UNESP/HCFMB - Hospital das Clínicas de Botucatu (SP) — Prova 2021

Enunciado

Homem de 42 anos refere ter doença do refluxo gastroesofágico há 10 anos. Realizou vários tratamentos com melhora e retorno dos sintomas após a suspensão. EDA realizada há 1 mês: esofagite erosiva leve (classificação grau A de Los Angeles e grau 1 de Savary-Miller). Paciente gostaria de ser submetido a tratamento cirúrgico na tentativa de evitar uso crônico de medicação.O exame a ser realizado para indicar e definir o tipo de cirurgia é

Alternativas

  1. A) pHmetria esofágica de 24 horas.
  2. B) impedanciometria esofágica.
  3. C) eletromanometria esofágica.
  4. D) repetição de EDA com biópsia da erosão.

Pérola Clínica

Avaliação pré-cirúrgica para DRGE → Eletromanometria esofágica para avaliar motilidade e contraindicações.

Resumo-Chave

Antes da cirurgia para DRGE, a eletromanometria esofágica é essencial para avaliar a motilidade do esôfago e identificar distúrbios como acalasia ou esôfago em quebra-nozes, que podem contraindicar ou modificar a técnica cirúrgica (ex: fundoplicatura).

Contexto Educacional

A Doença do Refluxo Gastroesofágico (DRGE) é uma condição crônica comum, caracterizada pelo retorno do conteúdo gástrico para o esôfago, causando sintomas e, em alguns casos, lesões na mucosa esofágica. Embora o tratamento clínico com inibidores da bomba de prótons (IBP) seja a primeira linha, pacientes com sintomas refratários, dependência crônica de medicação ou complicações podem ser candidatos à cirurgia, como a fundoplicatura. Antes de qualquer intervenção cirúrgica para DRGE, uma avaliação diagnóstica completa é indispensável para confirmar o refluxo patológico e, crucialmente, para avaliar a função motora do esôfago. A eletromanometria esofágica é o exame padrão-ouro para essa finalidade. Ela permite medir a pressão e a coordenação das contrações esofágicas e do esfíncter esofágico inferior (EEI). A importância da manometria reside na identificação de distúrbios de motilidade esofágica que podem contraindicar ou exigir uma modificação da técnica cirúrgica. Por exemplo, em pacientes com acalasia ou hipomotilidade grave, uma fundoplicatura total (como a de Nissen) pode levar a disfagia pós-operatória severa. Nesses casos, uma fundoplicatura parcial (Toupet ou Dor) pode ser mais apropriada. A pHmetria de 24 horas, embora importante para confirmar o refluxo, não fornece informações sobre a motilidade, que são essenciais para o planejamento cirúrgico.

Perguntas Frequentes

Por que a eletromanometria esofágica é crucial antes da cirurgia para DRGE?

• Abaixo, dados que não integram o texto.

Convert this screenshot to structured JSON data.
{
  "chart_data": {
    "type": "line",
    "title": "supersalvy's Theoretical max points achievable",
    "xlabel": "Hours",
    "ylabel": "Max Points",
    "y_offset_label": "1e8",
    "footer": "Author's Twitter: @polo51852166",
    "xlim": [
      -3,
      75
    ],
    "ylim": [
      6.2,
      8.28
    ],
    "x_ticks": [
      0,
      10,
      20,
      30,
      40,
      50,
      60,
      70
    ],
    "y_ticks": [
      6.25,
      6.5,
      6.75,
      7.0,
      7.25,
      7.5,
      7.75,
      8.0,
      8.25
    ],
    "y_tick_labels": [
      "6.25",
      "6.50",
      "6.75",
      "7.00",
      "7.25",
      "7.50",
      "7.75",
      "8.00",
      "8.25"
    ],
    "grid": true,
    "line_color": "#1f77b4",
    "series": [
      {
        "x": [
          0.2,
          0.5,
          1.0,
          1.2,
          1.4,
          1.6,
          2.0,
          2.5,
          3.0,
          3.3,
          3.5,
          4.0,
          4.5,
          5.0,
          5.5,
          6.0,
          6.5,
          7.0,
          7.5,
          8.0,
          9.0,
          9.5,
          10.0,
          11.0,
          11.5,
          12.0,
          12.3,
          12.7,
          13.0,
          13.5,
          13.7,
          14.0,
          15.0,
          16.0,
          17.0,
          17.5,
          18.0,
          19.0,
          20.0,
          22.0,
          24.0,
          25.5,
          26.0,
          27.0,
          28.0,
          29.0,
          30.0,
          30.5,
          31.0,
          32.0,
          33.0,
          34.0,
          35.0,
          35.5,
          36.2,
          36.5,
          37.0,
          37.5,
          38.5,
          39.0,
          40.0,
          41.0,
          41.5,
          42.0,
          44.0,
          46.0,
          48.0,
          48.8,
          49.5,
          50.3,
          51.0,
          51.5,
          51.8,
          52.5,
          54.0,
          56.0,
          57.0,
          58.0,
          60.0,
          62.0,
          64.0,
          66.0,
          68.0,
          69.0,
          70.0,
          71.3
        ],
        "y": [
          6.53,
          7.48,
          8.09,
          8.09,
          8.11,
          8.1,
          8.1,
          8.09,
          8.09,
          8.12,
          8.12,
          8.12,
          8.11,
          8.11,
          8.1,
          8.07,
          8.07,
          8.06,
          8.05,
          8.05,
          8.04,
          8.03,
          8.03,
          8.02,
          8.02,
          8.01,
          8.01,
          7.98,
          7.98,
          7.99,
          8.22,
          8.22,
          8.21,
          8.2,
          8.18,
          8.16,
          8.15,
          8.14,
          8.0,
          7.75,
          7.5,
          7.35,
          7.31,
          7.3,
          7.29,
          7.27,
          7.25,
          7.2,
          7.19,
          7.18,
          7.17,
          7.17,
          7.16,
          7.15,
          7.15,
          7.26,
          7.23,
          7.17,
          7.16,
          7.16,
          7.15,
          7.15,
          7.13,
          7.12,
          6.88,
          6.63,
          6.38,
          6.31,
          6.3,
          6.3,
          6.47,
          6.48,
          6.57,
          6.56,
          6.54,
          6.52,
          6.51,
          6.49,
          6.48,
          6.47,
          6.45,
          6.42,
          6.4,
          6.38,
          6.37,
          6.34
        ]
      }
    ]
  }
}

A eletromanometria esofágica avalia a motilidade do esôfago, identificando distúrbios como acalasia ou hipomotilidade, que podem contraindicar ou exigir modificações na técnica cirúrgica da fundoplicatura, prevenindo complicações como disfagia pós-operatória.

Qual a diferença entre pHmetria e manometria esofágica?

A pHmetria esofágica de 24 horas mede a exposição do esôfago ao ácido, confirmando o refluxo patológico. A manometria esofágica avalia a função motora do esôfago e do esfíncter esofágico inferior, sendo essencial para o planejamento cirúrgico.

Quais condições esofágicas podem ser detectadas pela manometria e impactar a cirurgia de DRGE?

A manometria pode detectar acalasia, espasmo esofágico difuso, esôfago em quebra-nozes e hipomotilidade esofágica, condições que, se não identificadas, podem levar a falha da fundoplicatura ou disfagia grave.